In 2008 there were a total of 760 full-time equivalent jobs. The number of jobs in the primary sector was 78, all of which were in agriculture. The number of jobs in the secondary sector was 270 of which 127 or (47.0%) were in manufacturing and 143 (53.0%) were in construction. The number of jobs in the tertiary sector was 412. In the tertiary sector; 111 or 26.9% were in wholesale or retail sales or the repair of motor vehicles, 15 or 3.6% were in the movement and storage of goods, 42 or 10.2% were in a hotel or restaurant, 5 or 1.2% were in the information industry, 38 or 9.2% were technical professionals or scientists, 71 or 17.2% were in education and 31 or 7.5% were in health care.

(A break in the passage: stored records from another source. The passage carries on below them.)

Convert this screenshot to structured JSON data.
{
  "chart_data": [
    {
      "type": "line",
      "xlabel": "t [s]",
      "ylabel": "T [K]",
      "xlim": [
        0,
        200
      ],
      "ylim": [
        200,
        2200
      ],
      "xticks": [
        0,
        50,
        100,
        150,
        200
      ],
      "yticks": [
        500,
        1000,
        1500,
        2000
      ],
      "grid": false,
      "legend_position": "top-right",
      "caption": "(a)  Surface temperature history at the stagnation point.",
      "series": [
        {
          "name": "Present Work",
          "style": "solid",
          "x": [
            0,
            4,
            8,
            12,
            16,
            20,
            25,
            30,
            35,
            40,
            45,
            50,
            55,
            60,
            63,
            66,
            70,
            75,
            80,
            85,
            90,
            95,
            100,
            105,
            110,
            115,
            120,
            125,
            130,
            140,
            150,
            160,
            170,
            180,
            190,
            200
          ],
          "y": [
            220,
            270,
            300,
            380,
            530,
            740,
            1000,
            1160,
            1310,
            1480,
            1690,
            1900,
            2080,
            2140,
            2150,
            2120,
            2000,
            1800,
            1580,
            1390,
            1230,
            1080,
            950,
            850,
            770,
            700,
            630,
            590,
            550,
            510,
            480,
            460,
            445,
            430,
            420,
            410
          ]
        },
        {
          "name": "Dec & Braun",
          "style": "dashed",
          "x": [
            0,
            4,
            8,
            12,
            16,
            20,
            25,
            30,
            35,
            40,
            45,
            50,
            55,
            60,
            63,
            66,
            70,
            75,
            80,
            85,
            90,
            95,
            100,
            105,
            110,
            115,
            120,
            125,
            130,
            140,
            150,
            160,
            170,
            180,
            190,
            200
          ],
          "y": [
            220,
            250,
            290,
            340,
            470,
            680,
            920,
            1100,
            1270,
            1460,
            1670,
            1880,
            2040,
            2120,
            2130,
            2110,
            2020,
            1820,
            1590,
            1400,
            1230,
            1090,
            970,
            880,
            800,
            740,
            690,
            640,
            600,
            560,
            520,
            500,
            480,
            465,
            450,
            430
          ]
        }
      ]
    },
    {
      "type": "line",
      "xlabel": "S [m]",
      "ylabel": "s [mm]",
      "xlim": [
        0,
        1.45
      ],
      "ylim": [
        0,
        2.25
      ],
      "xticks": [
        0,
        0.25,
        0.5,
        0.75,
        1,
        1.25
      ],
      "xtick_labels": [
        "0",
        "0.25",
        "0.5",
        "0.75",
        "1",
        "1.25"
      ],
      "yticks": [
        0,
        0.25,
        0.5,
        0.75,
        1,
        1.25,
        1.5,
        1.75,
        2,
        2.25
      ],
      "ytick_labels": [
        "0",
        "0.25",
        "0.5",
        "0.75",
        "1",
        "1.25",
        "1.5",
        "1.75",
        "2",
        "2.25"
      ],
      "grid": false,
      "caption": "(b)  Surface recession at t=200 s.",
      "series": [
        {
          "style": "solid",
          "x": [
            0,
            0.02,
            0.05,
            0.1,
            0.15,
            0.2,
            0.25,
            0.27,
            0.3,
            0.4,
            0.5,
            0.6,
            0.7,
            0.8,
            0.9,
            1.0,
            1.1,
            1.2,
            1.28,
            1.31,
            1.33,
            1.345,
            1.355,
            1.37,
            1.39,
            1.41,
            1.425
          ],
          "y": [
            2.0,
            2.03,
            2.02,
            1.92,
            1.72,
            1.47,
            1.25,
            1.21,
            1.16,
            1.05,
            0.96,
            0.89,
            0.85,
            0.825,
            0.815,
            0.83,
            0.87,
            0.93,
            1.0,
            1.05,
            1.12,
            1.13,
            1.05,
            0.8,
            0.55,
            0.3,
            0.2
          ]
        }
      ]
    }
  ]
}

Of the working population, 27.6% used public transportation to get to work, and 50.2% used a private car.

==Religion==
In 2000 about 78.2% of the population belonged to a Protestant church, 9.4% were Roman Catholic and 5.6% had no religious affiliation.

==Education==
In Wichtrach about 62.5% of the population have completed non-mandatory upper secondary education, and 18.9% have completed additional higher education (either university or a Fachhochschule).

The Canton of Bern school system provides one year of non-obligatory Kindergarten, followed by six years of Primary school. This is followed by three years of obligatory lower Secondary school where the students are separated according to ability and aptitude. Following the lower Secondary students may attend additional schooling or they may enter an apprenticeship.

During the 2010-11 school year, there were a total of 588 students attending classes in Wichtrach. There were 4 kindergarten classes with a total of 78 students in the municipality. Of the kindergarten students, 6.4% were permanent or temporary residents of Switzerland (not citizens) and 9.0% have a different mother language than the classroom language. The municipality had 13 primary classes and 258 students. Of the primary students, 6.2% were permanent or temporary residents of Switzerland (not citizens) and 7.4% have a different mother language than the classroom language. During the same year, there were 12 lower secondary classes with a total of 252 students. There were 3.2% who were permanent or temporary residents of Switzerland (not citizens) and 4.0% have a different mother language than the classroom language.